NORTH CAROLINA -- According to the Southern Coalition for Social Justice, public school suspensions in North Carolina are on the rise.
The report states over 100,000 students were suspended during the 2015-2016 school year -- that equates to a total of over 1 million school days missed.
The study also finds minority students -- especially black students -- are disproportionately suspended from school, across the state.
Both Durham and Wake County public school officials say they have taken steps to change these statistics, for the better.
That includes changes to student codes of conduct, implementation of restorative justice, as an alternative to suspension and implicit bias training.
"We started with community conversations. We transitioned to revise our student code of conduct. And I think with it constantly being on people's radars, leaders, administrators became more mindful of when and where they use suspension,” said dr. Kelvin Bullock with DPS.

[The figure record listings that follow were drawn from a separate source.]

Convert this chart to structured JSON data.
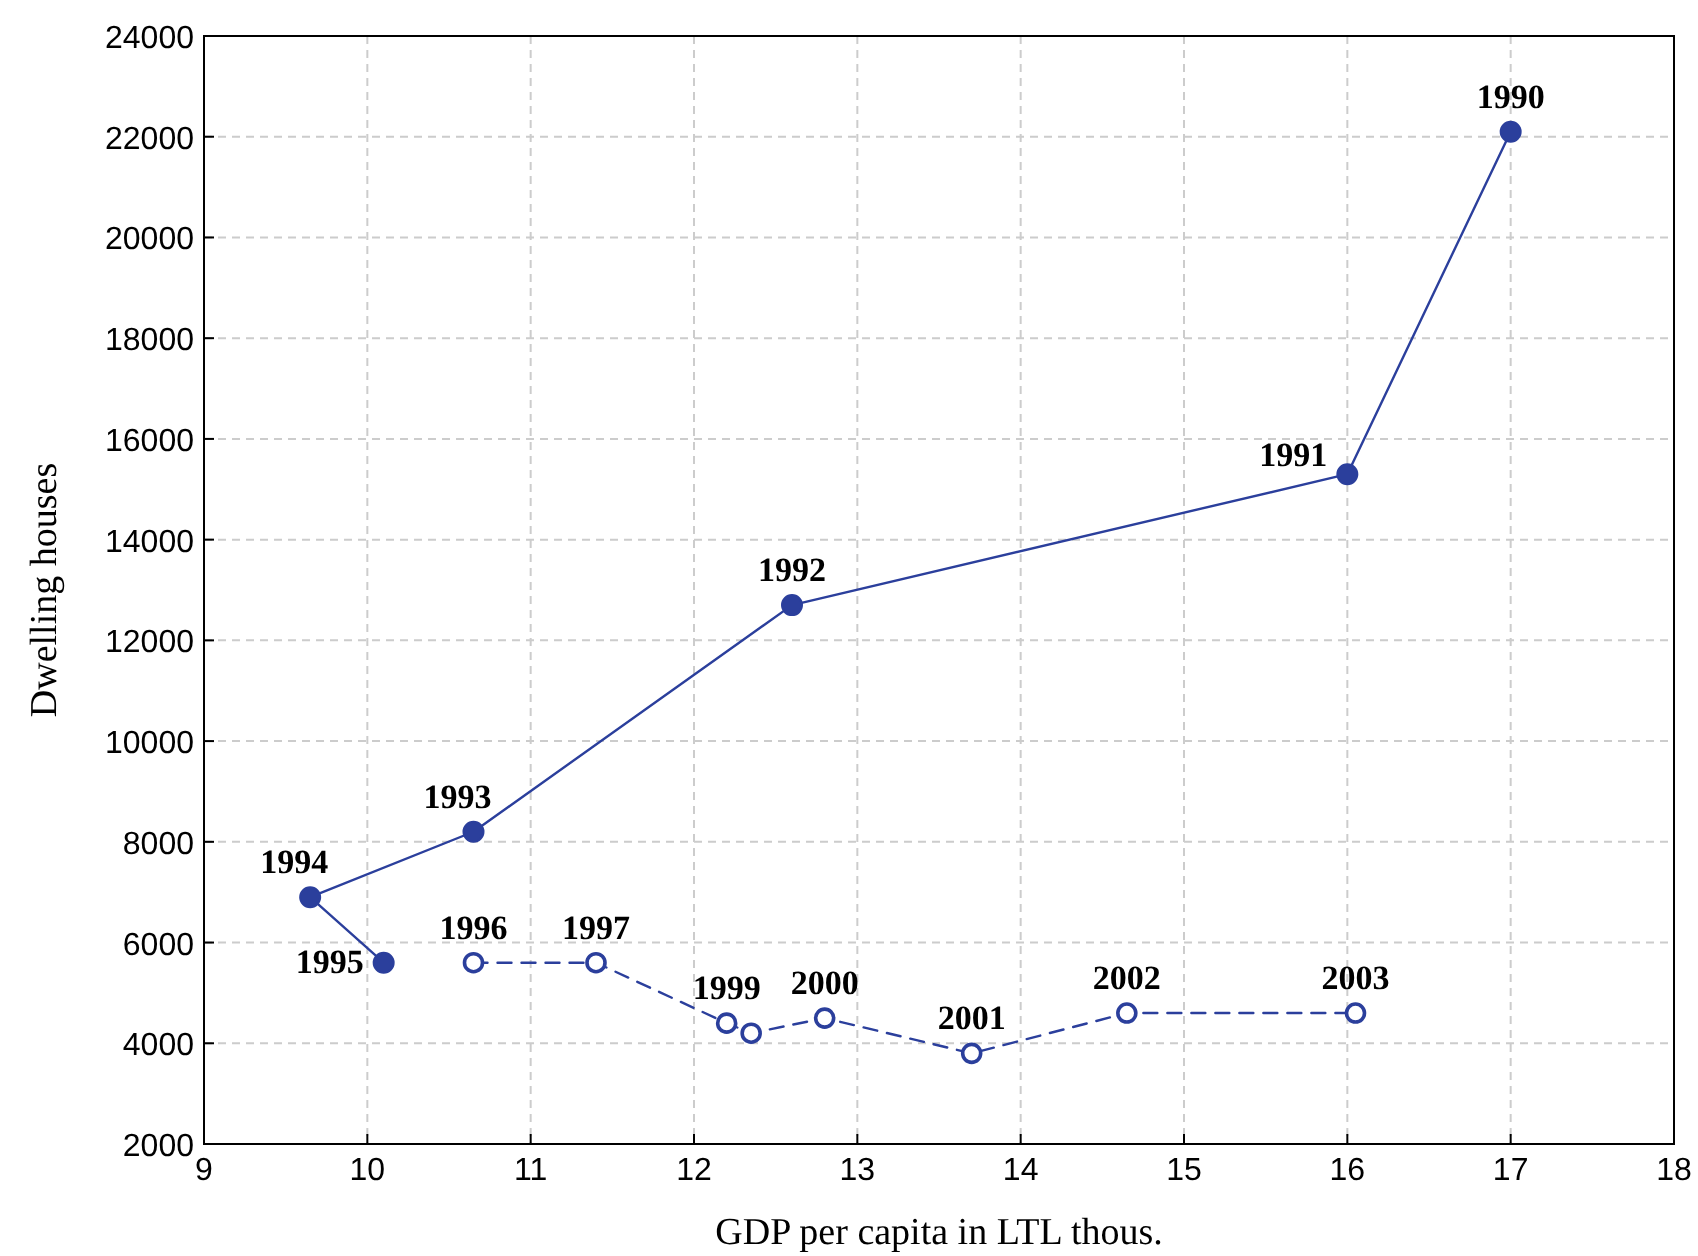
{
  "chart_data": {
    "type": "line",
    "xlabel": "GDP per capita in LTL thous.",
    "ylabel": "Dwelling houses",
    "xlim": [
      9,
      18
    ],
    "xticks": [
      9,
      10,
      11,
      12,
      13,
      14,
      15,
      16,
      17,
      18
    ],
    "ylim": [
      2000,
      24000
    ],
    "yticks": [
      2000,
      4000,
      6000,
      8000,
      10000,
      12000,
      14000,
      16000,
      18000,
      20000,
      22000,
      24000
    ],
    "grid": true,
    "marker": "circle",
    "series": [
      {
        "color": "#2b3f9c",
        "line_style": "solid",
        "x": [
          17.0,
          16.0,
          12.6,
          10.65,
          9.65,
          10.1
        ],
        "values": [
          22100,
          15300,
          12700,
          8200,
          6900,
          5600
        ]
      },
      {
        "color": "#2b3f9c",
        "line_style": "dashed",
        "x": [
          10.65,
          11.4,
          12.2,
          12.35,
          12.8,
          13.7,
          14.65,
          16.05
        ],
        "values": [
          5600,
          5600,
          4400,
          4200,
          4500,
          3800,
          4600,
          4600
        ]
      }
    ],
    "annotations": [
      {
        "text": "1990",
        "x": 17.0,
        "y": 22100
      },
      {
        "text": "1991",
        "x": 16.0,
        "y": 15300
      },
      {
        "text": "1992",
        "x": 12.6,
        "y": 12700
      },
      {
        "text": "1993",
        "x": 10.65,
        "y": 8200
      },
      {
        "text": "1994",
        "x": 9.65,
        "y": 6900
      },
      {
        "text": "1995",
        "x": 10.1,
        "y": 5600
      },
      {
        "text": "1996",
        "x": 10.65,
        "y": 5600
      },
      {
        "text": "1997",
        "x": 11.4,
        "y": 5600
      },
      {
        "text": "1999",
        "x": 12.2,
        "y": 4400
      },
      {
        "text": "2000",
        "x": 12.8,
        "y": 4500
      },
      {
        "text": "2001",
        "x": 13.7,
        "y": 3800
      },
      {
        "text": "2002",
        "x": 14.65,
        "y": 4600
      },
      {
        "text": "2003",
        "x": 16.05,
        "y": 4600
      }
    ]
  }
}
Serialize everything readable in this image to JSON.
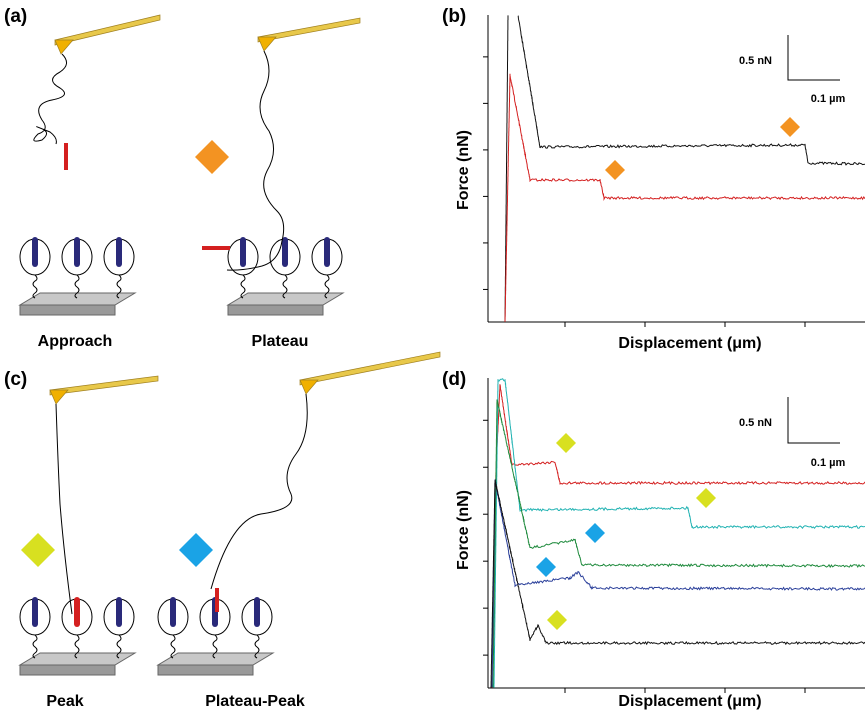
{
  "panels": [
    {
      "label": "(a)",
      "captions": [
        "Approach",
        "Plateau"
      ]
    },
    {
      "label": "(b)",
      "y_label": "Force (nN)",
      "x_label": "Displacement (μm)",
      "scale_force": "0.5 nN",
      "scale_disp": "0.1 µm"
    },
    {
      "label": "(c)",
      "captions": [
        "Peak",
        "Plateau-Peak"
      ]
    },
    {
      "label": "(d)",
      "y_label": "Force (nN)",
      "x_label": "Displacement (μm)",
      "scale_force": "0.5 nN",
      "scale_disp": "0.1 µm"
    }
  ]
}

Despite the report -- both Durham and Wake County school officials say their suspension numbers are trending down.
Missed days and suspensions
223,729 full-day in-school suspensions (ISS) x 1.59 school days/ISS on avg. = 355,729 school days
216,895 short-term suspensions (STS) x 2.97 school days/STS on avg. = 644,178 school days
1,036 long-term suspensions (LTS) x 76.6 school days/LTS on avg. = 79,358 school days
During 2015-16, North Carolina’s public elementary schools also issued 67 long-term suspensions to students in pre-kindergarten through fifth grade.
Male students, African American students, and students with disabilities are disproportionately suspended and expelled from North Carolina public schools Male students, African American students, and students with disabilities are also disproportionately reassigned to Alternative Learning Programs.